Segundo dados da Câmara dos Deputados, o deputado Sandro Matos, autor do projeto de lei, foi Sócio-Proprietário da Sapataria Pinóquio em 1987, e Sócio-Proprietário da Sapataria Coelho da Rocha em 1992. Será que o deputado acha que os demais deputados sabem melhor do que ele, como empresário, o que deve ser produzido para atender a demanda por calçados dos seus consumidores? Será que deveria ser uma tarefa do governo decidir qual tipo de sola os sapatos devem ter, de acordo com critérios arbitrários de segurança? Será que tamanha tutela estatal é realmente necessária? Se uma empresa que fabrica sapatos na Itália desenvolver um novo tipo de produto mais seguro para os pés, mas que custa bem mais caro, será que o governo deve impor o uso deste novo material a todos os fabricantes nacionais?

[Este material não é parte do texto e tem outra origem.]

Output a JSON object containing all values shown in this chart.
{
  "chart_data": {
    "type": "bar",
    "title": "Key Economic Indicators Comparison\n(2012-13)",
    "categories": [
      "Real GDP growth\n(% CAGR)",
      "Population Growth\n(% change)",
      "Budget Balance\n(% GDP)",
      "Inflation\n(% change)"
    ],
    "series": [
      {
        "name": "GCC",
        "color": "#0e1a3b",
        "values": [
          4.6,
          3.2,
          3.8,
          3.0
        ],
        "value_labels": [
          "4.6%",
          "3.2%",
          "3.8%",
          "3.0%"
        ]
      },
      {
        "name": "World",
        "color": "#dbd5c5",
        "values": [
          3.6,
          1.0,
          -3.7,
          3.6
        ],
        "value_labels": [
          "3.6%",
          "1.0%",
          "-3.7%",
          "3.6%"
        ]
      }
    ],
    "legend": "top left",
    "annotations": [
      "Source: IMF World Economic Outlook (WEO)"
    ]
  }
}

O consumidor acaba sempre sendo tratado como um mentecapto incapaz de escolher por conta própria. Ora, alguém realmente acha que a existência do freio num carro é resultado da obrigação legal, caso contrário carros seriam vendidos sem freio por aí? Claro que não! O freio é indispensável, e nenhum consumidor iria escolher um carro sem freio. Pode escolher sem o ABS, isso sim. Mas nunca sem freio algum. O mesmo já não é verdade para o airbag, que pode ser bastante útil, mas depende da escolha e aversão a risco do consumidor. O airbag representa um avanço na questão da segurança, não resta dúvida. Mas seus benefícios devem ser comparados aos seus custos, e a decisão caberá a cada indivíduo, de acordo com suas próprias preferências. O governo não deve se meter nisso. Não cabe ao governo nos proteger de nós mesmos! Devemos ser livres inclusive para correr riscos mortais.
Quem discorda disso, não deveria ficar limitado ao airbag então. Afinal, se a meta é apenas garantir maior segurança aos motoristas, independente dos custos e efeitos práticos disso, há muito mais o que pode ser imposto pelo governo. Sabemos que o Rio, cidade do deputado Sandro Matos, é um local muito violento. Algumas pessoas perdem a vida por causa de balas perdidas ou assaltos no trânsito. Se é para prometer maravilhas e ignorar os custos disso, vamos logo defender, em nome da “igualdade”, carros populares blindados para todos!